私は鳥インフルエンザでワクチン問題に直面した。鳥インフルエンザではワクチンを使ってはならないという事になっている。ところがメキシコや中国ではワクチンを使ってもよいことになっている。そもそも、鶏を工場の中のような閉鎖空間で飼うのに、ワクチンがいるはずもないのだが、この閉鎖空間は劣悪な環境で、常に病気とぎりぎりに戦っている。つまり消毒、薬剤、ワクチン、で何とか病気を抑えている。もし鳥インフルエンザが入ったら、何万羽が淘汰になる。違法であろうとワクチンで抑えようという人が現れたこともあった。その違法ワクチンでの中途半端な免疫を持った鶏が、感染を広げて行く結果になった。つまり、一切の野鳥を含めた鳥にワクチンを打てるなら別だが、それができない以上、ワクチンによる予防には限界がある。しかし、この鳥インフルエンザを、イメージ戦略で人間のインフルエンザのワクチンに製薬会社は連動させた。そして今や、人間のインフルエンザもワクチン予防が当たり前になった。

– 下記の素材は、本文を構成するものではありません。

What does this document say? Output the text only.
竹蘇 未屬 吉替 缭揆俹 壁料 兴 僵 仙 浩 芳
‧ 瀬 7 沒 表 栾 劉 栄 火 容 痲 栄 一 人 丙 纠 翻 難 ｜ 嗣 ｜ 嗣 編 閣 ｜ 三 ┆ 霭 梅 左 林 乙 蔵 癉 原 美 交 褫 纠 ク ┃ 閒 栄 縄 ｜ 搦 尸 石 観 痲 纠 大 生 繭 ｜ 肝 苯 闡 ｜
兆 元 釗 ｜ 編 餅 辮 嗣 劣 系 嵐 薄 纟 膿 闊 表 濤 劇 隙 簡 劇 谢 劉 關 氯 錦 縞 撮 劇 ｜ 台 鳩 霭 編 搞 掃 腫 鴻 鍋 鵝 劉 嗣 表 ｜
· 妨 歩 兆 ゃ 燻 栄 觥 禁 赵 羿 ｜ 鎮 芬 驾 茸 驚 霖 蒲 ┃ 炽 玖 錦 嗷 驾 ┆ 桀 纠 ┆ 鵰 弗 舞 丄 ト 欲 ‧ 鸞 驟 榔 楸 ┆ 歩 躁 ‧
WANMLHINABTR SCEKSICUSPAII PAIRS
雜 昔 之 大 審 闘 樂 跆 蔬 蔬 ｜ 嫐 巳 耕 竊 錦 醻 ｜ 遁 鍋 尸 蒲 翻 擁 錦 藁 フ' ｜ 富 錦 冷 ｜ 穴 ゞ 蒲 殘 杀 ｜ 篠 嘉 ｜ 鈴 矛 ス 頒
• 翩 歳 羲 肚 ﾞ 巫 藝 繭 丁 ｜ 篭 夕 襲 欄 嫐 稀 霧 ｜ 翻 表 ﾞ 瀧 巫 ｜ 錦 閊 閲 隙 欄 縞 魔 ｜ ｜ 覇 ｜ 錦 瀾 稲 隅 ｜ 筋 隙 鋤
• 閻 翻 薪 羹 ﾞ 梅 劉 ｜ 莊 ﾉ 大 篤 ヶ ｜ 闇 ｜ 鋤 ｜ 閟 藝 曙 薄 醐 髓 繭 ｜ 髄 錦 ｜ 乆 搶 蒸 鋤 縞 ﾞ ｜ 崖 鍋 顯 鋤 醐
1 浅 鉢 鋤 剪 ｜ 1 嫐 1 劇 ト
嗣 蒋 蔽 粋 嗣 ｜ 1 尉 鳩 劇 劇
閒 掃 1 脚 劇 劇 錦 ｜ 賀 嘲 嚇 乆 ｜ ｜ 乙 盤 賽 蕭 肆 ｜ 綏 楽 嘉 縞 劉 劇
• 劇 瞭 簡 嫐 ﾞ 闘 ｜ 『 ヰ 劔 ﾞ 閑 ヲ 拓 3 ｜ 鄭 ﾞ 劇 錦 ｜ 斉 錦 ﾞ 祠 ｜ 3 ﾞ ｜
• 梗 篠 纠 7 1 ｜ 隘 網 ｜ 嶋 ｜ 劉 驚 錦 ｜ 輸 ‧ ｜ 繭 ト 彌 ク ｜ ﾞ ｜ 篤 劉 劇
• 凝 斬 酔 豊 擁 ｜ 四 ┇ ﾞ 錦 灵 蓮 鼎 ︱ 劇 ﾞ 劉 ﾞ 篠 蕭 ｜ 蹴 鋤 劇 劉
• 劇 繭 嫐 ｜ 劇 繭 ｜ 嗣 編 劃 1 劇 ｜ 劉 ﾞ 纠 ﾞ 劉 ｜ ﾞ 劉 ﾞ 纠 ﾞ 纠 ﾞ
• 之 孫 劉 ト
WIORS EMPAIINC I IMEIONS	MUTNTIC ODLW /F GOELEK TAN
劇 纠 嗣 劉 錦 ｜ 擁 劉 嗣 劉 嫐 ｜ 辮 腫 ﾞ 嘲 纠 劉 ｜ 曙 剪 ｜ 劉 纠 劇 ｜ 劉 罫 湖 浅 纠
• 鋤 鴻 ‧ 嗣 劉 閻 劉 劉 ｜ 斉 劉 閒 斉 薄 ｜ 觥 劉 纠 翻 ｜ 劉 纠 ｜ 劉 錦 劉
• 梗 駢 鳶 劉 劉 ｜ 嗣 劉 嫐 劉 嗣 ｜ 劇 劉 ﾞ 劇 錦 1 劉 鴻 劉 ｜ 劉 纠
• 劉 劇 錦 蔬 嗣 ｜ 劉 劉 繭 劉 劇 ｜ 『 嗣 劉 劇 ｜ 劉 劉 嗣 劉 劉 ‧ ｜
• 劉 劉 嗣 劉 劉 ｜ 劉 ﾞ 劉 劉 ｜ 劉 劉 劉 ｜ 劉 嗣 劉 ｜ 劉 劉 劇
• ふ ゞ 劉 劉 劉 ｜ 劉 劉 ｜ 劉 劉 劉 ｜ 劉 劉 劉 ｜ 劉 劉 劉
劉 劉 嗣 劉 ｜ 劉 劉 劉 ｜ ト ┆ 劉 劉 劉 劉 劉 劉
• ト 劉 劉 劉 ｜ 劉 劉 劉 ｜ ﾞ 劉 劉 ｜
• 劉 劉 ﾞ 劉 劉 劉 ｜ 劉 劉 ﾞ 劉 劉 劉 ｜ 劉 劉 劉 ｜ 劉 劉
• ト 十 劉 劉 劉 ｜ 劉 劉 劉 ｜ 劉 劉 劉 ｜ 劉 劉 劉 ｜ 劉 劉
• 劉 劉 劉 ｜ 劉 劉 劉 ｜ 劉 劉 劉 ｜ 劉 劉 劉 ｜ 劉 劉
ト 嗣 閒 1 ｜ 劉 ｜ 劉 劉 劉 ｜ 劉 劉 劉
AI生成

はしかワクチン接種をすることは、人道上の問題とまで言われている。妊婦への配慮である。しかし、人間への100%の接種などない。海外からの渡航者も多数存在する。ワクチンというものの限界を知ることだ。ワクチンは中途半端はダメだ。世界中でワクチン接種が行われるよう努力する必要がある。当面の対策としては、病気に対してそれぞれがどう対したらよいかを考えるべきだ。日本のように中途半端になってしまった現状を考えれば、若い人ははしかワクチンを打たざる得ないだろう。そして、自分の身体を健康にすることだ。運動をし、良い食事をとり、過食をしない。発酵食品を十分に取り入れ、腸内フローラを健全に保つことだ。免疫力を高めるという事はワクチンだけではない。鳥インフルエンザの茨城の流行地域でも、工場養鶏では感染が広がり、その真っただ中の自然養鶏の養鶏場には発病がなかったのだ。